Correcting for Several Putative Confounding Factors and Validations

A number of factors correlate with both network centrality and the likelihood of observing positive selection, and might thus be confounding our observations. In order to discard this possibility, we conducted a number of validations.

In agreement with previous results (Fraser et al. 2002; Hahn and Kern 2005; Vitkup et al. 2006; Alvarez-Ponce 2012; Alvarez-Ponce and Fares 2012), we observed that purifying selection is stronger in genes acting at the centre of the human PIN than at those acting at the periphery, regardless of whether it was measured from the ω ratio, the NI or the DAF (fig. 2E–G and table 1). Purifying selection, through background selection (BGS), can produce signatures that can be confounded with positive selection by tests based on DNA polymorphism (Charlesworth et al. 1993), thus raising the possibility that our results could be a byproduct of the distribution of purifying selection across the network. This effect, however, is unlikely to have affected our network-level analyses, given that we combined the results of different positive selection tests and Enard et al. (2014) demonstrated that iHS was insensitive to BGS. Indeed, multivariate analyses confirmed that the relationship between network degree and positive selection was independent of purifying selection (supplementary note, figs. S10 and S11, and tables S7 and S8, Supplementary Material online).

Factors such as gene expression level and breadth (tissue specificity), and the length of the encoded proteins, correlate with both network centralities and the likelihood of detecting positive selection (Anisimova et al. 2002; Lemos et al. 2005; Kim et al. 2007; Kosiol et al. 2008; Alvarez-Ponce 2012; Alvarez-Ponce and Fares 2012) and thus could also represent confounding factors. However, the relationship between network degree and all metrics of positive selection (2Δ and ZF) and purifying selection (ω and DAF) considered in this study remains unaltered when controlling for these parameters (table 1 and supplementary note and fig. S5, Supplementary Material online).

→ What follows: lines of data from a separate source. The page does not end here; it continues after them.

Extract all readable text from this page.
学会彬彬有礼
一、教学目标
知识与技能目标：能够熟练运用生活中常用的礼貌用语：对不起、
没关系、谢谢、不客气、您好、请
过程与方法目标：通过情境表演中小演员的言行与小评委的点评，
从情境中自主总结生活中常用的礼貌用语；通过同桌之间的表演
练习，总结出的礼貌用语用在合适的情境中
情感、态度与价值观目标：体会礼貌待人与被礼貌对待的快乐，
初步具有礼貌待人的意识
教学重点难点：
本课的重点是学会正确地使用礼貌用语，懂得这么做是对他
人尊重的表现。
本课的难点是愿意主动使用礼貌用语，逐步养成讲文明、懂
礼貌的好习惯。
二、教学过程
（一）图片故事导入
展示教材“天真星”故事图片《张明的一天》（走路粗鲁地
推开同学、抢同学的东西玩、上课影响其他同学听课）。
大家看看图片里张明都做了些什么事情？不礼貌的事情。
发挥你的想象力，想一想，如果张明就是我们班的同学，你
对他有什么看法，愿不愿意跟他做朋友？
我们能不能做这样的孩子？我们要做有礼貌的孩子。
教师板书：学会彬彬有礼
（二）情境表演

Our results might also be biased by the incompleteness or low quality of available interactomic data. However, similar results were obtained when a high-quality subnetwork of BioGRID (Stark et al. 2011) or the Human Protein Reference Database (Keshava Prasad et al. 2009) was analyzed (see supplementary note, figs. S6 and S7, and table S5, Supplementary Material online), indicating that our observations are not a byproduct of the quality of network data.

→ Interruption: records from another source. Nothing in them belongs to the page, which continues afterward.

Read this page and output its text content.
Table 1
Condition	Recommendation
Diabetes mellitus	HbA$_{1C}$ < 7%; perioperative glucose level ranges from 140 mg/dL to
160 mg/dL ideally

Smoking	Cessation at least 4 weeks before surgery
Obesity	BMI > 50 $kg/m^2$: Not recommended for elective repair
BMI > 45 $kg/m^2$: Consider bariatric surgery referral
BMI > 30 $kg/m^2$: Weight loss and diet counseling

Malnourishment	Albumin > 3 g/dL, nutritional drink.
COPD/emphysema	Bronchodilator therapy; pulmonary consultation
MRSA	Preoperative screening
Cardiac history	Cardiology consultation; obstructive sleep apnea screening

In addition to degree, which is a local measure of network centrality, we used two additional centrality measures that take into account the global position of proteins within the network: Betweenness (the number of shortest paths between other proteins passing through a protein) and closeness (the inverse of the average distance to all other proteins in the network). Similar trends to those observed when using degree were observed in both cases (see supplementary note, figs. S8 and S9, and table S6, Supplementary Material online).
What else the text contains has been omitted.